Like having a traffic cop in your PC
You know how Hong Kong businesses have a cavalier attitude to software copyright, and people copy programs right and left for use or sale to staff and associates? Well, a company called WRQ has opened an office in Hong Kong to sell Express Meter 3.5, a piece of computer software which tells you when you are breaking the rules. Say you buy a few pieces of software and write '10 users' on the licence forms.
But your business grows, and you eventually have 438 people using them in your Hong Kong office and twice that number in China.
Express Meter 3.5 will pop up on your screen and say: 'You are currently in violation of licence agreements for [x number] of applications.' In other words, you pay money to buy a piece of software which announces loud and clear when you are being crooked, just in case your conscience is not doing its job (not that could possibly apply to any Hong Kong business people, as the Governor's critics regularly point out).
The Hong Kong office of WRQ wins our award for taking on the Toughest Sales Challenge Known to Mankind. On sale in Seibu, Pacific Place, spotted by reader Edwin of Quarry Bay: 'Stainless Pork.' What's this? Food genetically engineered for messy eaters? Paul Grover, a customer of Citibank Hong Kong, decided to get hold of their latest product, Direct Access. This is a wonderful software program that lets you do your banking through a normal home computer.
Being a bit of a computer whiz, Paul noticed a few minor bugs, and was looking through the program's code, when he found the following words: 'This copy is for demonstration purposes only.' 'Perhaps Citibank should get a licensed copy,' Paul suggested.
Or perhaps the bank should get Express Meter 3.5? A reader notes that Shanghai is about to get a branch of the multi-national insurance company General Accident.
'What a name,' he said. 'It is kind of like opening a life insurance company named Death.' Tony Arkey of Regal International Properties found an ad in Rugby World for Impress brand 'quality custom-made mouthguards'. These are things that rugby-players use to prevent their teeth from being kicked in. At the bottom of the ad are the mysterious words: 'State shoe size.' Perhaps they also send you some boots so you can kick the other guy's teeth in.
Now this is cheeky. The Economist Intelligence Unit used to have a newsletter called Travel Industry Monitor , edited out of Paris by former long-time Hong Kong resident Nancy Cockerell.
It had the distinctive little red box on the cover containing the initials EIU, with 'Economist Intelligence Unit' underneath.
But the EIU recently sold its tourism division.
Murray Bailey, a Hong Kong resident who publishes Travel Business Analyst , picked up a copy of the rival publication after it had been sold. It still has the logo and the initials EIU and the words 'Economist Intelligence Unit'. But in tiny print above it, are the words 'previously published by'.
Murray reckons he can also use the EIU logo, and add, in tiny writing 'never published by'. It's a neat idea. I think I'll add 'Pulitzer prize winning reporter' to my byline, surmounted by 'not a' in tiny letters. I was complaining about misguided attacks on the word Peking yesterday. A new street sign in Tsim Sha Tsui informs us that Peking Road is now 'Peaking Road', I hear from Robby Yung of Central.

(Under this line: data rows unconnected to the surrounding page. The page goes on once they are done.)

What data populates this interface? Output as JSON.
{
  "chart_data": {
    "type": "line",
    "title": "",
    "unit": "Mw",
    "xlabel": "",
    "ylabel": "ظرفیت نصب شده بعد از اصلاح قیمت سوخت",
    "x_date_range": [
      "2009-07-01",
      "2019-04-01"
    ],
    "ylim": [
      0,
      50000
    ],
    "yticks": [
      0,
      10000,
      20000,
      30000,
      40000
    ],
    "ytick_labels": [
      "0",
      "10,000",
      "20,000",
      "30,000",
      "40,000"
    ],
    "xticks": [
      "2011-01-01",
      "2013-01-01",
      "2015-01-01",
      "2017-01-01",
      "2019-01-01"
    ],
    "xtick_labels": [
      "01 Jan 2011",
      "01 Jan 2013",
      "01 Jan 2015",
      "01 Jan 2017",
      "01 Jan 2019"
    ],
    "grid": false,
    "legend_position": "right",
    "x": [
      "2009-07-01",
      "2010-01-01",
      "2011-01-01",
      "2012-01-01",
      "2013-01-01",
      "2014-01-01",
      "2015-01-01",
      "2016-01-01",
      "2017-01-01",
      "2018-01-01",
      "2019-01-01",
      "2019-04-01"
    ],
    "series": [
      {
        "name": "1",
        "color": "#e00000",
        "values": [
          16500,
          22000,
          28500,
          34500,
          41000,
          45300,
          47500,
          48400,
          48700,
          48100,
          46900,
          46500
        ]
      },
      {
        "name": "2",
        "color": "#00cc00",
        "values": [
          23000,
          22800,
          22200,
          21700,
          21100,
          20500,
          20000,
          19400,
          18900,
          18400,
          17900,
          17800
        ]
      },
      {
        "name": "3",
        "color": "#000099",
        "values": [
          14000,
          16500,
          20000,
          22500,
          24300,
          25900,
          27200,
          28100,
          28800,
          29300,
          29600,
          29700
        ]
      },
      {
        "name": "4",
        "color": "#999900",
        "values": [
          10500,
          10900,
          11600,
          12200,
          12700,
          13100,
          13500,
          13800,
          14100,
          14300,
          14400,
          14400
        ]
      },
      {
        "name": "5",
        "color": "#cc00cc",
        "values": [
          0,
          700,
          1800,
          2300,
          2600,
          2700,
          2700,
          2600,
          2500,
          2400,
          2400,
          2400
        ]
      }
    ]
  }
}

'This must be as good as it gets,' said Robby. I'm sure the late great John Lennon would revolve in his grave at 45 rpm if he saw that his doodles were being treated as fine art, and displayed in a top Hong Kong hotel for the glitterati to bid for.
His favourite title for himself was Working Class Hero, and he hated cynical marketing ploys. 'I don't care too much for money . . .' The press release says he used an 'interesting technique' called 'the art of quick sketching'.
Give me a break.
Just a thought: It may be hard for a rich man to enter heaven, but it's often hard for a poor man to stay on earth.